Mir scheint es, als ob dieser Kunsttechnik eine große Zukunft gewiss sei. An Dauerbarkeit und Widerstandskraft gegen alle Luft-und Witterungseinflüsse dürften die in ihr ausgeführten Malereien sogar die Mosaiken noch übertreffen. Und von den farbigen Wirkungen gilt das Gleiche.

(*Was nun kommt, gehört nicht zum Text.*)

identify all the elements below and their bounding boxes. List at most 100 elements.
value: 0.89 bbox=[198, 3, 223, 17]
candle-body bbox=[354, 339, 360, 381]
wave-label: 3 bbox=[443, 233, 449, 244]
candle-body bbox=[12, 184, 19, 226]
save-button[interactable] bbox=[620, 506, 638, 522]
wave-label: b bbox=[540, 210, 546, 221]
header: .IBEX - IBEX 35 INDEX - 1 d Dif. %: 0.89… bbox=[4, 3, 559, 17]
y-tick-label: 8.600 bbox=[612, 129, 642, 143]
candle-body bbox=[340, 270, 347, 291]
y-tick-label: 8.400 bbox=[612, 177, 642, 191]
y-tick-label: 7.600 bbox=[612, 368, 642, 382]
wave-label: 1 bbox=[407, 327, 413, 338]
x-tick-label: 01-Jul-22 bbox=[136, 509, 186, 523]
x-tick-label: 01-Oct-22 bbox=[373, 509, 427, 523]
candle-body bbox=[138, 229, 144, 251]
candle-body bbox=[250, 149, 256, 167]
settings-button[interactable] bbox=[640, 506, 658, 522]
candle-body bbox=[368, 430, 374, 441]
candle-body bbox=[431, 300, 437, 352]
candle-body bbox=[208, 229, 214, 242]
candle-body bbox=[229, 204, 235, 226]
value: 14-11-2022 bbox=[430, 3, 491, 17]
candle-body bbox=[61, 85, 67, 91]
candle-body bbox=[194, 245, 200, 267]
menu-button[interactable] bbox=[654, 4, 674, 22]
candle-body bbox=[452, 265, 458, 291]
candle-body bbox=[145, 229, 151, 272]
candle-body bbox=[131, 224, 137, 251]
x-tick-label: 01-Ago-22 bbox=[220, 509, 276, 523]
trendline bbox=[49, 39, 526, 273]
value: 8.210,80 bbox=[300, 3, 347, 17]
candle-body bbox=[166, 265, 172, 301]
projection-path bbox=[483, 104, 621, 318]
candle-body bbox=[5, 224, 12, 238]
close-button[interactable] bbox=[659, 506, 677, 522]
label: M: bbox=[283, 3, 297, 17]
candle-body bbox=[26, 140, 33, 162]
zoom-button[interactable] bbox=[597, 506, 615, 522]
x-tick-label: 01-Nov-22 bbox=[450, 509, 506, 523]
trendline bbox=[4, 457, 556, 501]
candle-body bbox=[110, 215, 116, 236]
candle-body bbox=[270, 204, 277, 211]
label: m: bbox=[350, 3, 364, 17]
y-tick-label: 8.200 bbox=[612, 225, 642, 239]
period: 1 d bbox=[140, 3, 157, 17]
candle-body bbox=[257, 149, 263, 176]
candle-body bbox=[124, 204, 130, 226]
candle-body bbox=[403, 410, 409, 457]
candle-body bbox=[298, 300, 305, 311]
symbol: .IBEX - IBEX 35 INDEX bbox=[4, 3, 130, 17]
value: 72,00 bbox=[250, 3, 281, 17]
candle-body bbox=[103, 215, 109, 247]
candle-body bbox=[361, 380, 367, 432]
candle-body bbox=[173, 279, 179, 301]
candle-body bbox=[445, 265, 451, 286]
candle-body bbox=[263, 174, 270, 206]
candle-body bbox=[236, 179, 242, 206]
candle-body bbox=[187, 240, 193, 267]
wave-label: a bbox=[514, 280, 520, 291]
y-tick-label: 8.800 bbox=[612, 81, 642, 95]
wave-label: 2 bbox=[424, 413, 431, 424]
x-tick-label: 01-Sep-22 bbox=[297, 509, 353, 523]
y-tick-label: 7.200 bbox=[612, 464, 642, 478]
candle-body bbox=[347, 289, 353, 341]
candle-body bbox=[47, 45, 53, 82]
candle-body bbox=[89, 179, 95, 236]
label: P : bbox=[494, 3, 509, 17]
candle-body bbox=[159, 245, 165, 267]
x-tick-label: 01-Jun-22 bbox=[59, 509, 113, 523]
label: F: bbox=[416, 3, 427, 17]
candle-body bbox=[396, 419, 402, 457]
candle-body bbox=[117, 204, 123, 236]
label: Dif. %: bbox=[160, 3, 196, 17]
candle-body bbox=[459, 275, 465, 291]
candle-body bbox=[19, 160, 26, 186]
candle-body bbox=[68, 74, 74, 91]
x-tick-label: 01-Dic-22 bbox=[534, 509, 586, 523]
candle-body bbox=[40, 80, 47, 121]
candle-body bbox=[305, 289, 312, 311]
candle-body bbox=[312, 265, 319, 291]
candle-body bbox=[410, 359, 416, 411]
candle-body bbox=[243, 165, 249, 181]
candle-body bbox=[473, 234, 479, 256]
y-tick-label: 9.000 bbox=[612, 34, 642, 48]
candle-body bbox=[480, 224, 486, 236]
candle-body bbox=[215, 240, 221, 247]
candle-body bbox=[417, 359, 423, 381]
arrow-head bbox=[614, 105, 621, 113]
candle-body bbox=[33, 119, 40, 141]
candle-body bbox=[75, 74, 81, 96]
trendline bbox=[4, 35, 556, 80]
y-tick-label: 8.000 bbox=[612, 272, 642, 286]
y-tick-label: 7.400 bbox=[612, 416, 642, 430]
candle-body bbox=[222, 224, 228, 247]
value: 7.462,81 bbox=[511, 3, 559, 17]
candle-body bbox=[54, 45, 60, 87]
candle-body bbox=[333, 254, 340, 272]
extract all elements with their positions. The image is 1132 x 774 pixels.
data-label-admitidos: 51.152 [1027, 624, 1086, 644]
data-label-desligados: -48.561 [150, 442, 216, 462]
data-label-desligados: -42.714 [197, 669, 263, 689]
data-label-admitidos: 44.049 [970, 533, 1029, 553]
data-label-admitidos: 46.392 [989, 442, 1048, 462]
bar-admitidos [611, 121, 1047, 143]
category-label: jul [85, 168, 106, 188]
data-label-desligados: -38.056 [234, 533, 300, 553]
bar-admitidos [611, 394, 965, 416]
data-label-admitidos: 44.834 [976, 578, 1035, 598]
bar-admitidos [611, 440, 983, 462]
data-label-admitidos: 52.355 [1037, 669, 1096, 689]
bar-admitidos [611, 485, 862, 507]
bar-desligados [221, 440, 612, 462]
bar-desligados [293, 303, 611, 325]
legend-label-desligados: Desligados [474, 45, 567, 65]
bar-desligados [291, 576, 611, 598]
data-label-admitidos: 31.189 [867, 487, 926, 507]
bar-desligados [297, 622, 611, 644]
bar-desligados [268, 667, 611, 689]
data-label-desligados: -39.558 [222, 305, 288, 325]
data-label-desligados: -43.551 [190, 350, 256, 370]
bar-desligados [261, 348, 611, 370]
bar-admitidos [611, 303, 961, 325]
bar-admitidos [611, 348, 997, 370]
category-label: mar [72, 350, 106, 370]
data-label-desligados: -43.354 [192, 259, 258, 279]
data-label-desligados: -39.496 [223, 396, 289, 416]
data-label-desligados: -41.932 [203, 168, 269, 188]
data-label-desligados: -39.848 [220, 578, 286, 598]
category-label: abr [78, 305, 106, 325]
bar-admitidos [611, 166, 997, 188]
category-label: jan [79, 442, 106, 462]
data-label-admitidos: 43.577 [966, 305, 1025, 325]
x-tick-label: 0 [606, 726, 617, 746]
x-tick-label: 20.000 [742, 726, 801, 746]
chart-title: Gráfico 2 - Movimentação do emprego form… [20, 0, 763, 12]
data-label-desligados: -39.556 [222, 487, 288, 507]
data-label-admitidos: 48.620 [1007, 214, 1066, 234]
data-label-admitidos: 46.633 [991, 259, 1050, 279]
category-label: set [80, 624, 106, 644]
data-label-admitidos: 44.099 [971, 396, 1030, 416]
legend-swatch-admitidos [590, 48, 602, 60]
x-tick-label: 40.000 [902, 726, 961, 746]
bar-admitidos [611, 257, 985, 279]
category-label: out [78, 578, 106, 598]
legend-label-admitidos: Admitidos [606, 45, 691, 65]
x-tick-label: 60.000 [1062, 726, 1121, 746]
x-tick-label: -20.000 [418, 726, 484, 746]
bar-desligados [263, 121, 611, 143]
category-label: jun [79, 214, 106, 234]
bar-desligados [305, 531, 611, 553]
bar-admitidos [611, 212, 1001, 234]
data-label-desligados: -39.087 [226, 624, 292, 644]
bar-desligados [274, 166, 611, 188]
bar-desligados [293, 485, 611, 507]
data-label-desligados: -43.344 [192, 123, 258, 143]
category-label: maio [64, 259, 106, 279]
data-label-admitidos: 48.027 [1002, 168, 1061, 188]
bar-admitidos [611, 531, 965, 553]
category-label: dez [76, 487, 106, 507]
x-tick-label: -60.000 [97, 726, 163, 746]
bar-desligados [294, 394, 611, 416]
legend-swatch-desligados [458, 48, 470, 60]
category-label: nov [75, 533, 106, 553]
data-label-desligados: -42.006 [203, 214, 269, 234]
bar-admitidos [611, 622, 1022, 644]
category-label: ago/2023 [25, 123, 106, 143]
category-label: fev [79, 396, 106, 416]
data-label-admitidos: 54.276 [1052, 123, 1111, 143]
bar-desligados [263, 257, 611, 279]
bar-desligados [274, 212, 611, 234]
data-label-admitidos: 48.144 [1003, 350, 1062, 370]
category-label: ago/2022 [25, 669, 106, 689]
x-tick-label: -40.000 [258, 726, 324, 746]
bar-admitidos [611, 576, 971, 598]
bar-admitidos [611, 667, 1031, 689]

Für seine Bestrebungen auf diesem Gebiet hätte Schirm schwerlich einen sympathischeren, verständnisvolleren und praktisch erfahreneren Beurteiler und Berater finden können als den Meister, welchem Professor Gude in seinem Hause an der Kaiserin Augusta Straße, in dem auch dieses Schwiegersohns Atelier und Laboratorium liegen, für die nächsten Wochen ein Atelier zur Benutzung überlassen hat: Hubert von Herkomer. In der Emailmalerei von Bildern kleineren Maßstabes auf Kupfer und von
äußerster Durchführung hat es dieser zur höchsten Vollkommenheit
gebracht. Den Vergleich mit keinem der großen alten Meister von Limoges und der neuen zu Paris hat er zu scheuen. Dass er hier in dieser Technik ein Bildnis des Kaisers in ganzer Gestalt ausführt, erwähnte ich bereits in meinem letzten Sonntagsbriefe. In den Kunstsälen von E. Schulte ist nun die große Ausstellung von Arbeiten eröffnet, die den verschiedensten Lebensperioden des Meisters entstammen….

Sicherlich war Carl Schirm seinem Naturell entsprechend das ganze Leben wachsam und erfinderisch. Da keine Tagebücher oder Briefwechsel von ihm erhalten sind, kann man nur aus den offiziell archivierten Dokumenten schließen. Seine nach Aussen hin aktivste Erfinderphase hatte er demnach im Zeitraum von 20 Jahren zwischen 1885 bis 1905. Damals war er knapp 35 bis 55 Jahre alt.